17. A computer-implemented method for evaluating the likelihood of a relapse for a patient that has a lymph node-negative, estrogen receptor-positive, HER2-negative breast cancer, the method comprising:

receiving, at one or more computer systems, information describing the level of expression of the 8 genes, or one or more corresponding alternates thereof, identified in Table 2 in a breast tumor tissue sample obtained from the patient;

18. The computer-implemented method of claim 17, further comprising generating, with the one or more processors associated with the one or more computer systems, a likelihood of relapse by comparison of the RFRS score for the patient to a loess fit of RFRS versus likelihood of relapse for a training dataset.

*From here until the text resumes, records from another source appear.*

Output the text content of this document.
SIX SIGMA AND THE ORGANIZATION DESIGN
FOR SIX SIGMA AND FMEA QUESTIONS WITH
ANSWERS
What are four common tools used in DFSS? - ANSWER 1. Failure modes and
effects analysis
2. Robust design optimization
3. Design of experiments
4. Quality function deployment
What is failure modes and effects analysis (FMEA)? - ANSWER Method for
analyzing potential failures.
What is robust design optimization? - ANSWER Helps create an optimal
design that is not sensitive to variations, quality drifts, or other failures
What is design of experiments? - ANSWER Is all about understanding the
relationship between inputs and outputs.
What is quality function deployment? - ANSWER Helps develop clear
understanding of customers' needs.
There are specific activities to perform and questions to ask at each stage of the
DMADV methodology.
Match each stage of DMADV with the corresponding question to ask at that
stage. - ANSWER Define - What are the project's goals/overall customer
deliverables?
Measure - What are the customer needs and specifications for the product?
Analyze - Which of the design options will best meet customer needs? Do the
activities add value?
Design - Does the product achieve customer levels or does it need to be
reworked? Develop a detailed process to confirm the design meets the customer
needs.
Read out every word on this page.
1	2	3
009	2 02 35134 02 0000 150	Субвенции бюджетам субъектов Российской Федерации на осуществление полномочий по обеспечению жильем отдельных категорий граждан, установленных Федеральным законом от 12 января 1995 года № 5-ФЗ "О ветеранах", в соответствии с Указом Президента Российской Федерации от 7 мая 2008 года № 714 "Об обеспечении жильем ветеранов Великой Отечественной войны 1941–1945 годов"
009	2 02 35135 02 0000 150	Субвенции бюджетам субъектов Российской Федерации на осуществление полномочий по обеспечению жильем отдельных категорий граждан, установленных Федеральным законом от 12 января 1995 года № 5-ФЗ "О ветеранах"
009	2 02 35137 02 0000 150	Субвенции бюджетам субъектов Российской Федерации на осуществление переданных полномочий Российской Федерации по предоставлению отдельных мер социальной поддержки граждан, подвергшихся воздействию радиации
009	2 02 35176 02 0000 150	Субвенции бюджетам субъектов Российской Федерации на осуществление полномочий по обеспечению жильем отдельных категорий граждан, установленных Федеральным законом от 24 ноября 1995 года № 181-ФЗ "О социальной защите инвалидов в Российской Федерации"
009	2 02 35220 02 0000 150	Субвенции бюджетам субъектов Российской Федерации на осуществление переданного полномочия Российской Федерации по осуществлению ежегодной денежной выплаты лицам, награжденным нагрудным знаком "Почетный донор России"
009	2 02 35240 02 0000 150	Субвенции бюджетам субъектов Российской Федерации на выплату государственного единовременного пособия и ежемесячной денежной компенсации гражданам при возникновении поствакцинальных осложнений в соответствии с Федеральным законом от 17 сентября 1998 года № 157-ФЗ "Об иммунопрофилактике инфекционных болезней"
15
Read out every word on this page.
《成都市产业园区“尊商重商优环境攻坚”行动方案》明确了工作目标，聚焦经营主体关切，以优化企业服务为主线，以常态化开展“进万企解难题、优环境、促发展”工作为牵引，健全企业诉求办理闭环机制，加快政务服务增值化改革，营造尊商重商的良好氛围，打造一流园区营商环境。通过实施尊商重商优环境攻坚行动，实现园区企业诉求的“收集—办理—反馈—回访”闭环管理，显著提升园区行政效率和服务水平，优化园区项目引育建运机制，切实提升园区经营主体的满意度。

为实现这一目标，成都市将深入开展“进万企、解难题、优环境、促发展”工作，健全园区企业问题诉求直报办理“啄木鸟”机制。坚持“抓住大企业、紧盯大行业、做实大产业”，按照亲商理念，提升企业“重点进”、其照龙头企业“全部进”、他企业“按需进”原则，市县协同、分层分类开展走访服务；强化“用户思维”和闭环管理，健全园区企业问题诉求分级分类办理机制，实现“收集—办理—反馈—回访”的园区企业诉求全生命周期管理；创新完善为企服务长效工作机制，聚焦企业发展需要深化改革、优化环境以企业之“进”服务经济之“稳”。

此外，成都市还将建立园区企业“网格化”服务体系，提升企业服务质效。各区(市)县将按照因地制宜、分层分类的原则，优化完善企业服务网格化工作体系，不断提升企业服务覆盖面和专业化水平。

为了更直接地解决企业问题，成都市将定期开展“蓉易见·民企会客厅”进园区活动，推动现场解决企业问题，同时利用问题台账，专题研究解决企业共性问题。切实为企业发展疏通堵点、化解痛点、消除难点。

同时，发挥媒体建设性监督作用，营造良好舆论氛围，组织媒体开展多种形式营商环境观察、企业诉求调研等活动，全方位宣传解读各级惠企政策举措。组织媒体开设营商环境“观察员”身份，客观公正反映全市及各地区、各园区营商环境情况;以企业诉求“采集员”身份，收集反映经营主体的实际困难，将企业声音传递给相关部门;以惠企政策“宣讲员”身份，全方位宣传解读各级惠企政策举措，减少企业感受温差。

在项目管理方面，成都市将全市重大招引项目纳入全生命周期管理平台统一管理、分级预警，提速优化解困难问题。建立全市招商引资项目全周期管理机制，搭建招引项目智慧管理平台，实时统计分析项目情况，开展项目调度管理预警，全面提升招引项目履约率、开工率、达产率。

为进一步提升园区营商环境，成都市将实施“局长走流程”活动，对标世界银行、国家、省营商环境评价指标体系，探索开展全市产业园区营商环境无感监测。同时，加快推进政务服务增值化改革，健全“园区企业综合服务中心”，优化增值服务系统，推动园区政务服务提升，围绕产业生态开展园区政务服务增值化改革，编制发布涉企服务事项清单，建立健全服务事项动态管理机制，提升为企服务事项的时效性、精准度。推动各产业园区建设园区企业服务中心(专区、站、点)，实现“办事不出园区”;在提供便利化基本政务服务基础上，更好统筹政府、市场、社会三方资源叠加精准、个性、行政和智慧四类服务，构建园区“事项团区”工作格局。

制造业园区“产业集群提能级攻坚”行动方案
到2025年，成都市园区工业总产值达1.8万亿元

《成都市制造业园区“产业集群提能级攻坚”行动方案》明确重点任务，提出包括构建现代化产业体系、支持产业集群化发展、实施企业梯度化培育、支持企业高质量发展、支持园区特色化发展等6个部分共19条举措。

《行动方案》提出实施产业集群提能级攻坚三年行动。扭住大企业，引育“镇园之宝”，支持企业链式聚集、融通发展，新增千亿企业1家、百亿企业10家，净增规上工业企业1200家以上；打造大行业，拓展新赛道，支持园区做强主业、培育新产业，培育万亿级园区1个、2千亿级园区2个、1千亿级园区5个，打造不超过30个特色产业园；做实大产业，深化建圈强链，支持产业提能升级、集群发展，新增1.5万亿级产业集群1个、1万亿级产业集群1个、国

19. A non-transitory computer-readable medium storing program code for evaluating the likelihood of a relapse for a patient that has a lymph node-negative, estrogen receptor-positive, HER2-negative breast cancer in accordance with the method of claim 17, the computer-readable medium comprising:

code for receiving information describing the level of expression of the 8 genes, or one or more corresponding alternates, identified in Table 2 in a breast tumor tissue sample obtained from the patient;

20. The non-transitory computer-readable medium storing program of claim 19, further comprising code for generating a likelihood of relapse by comparison of the RFRS score for the patient to a loess fit of RFRS versus likelihood of relapse for a training dataset.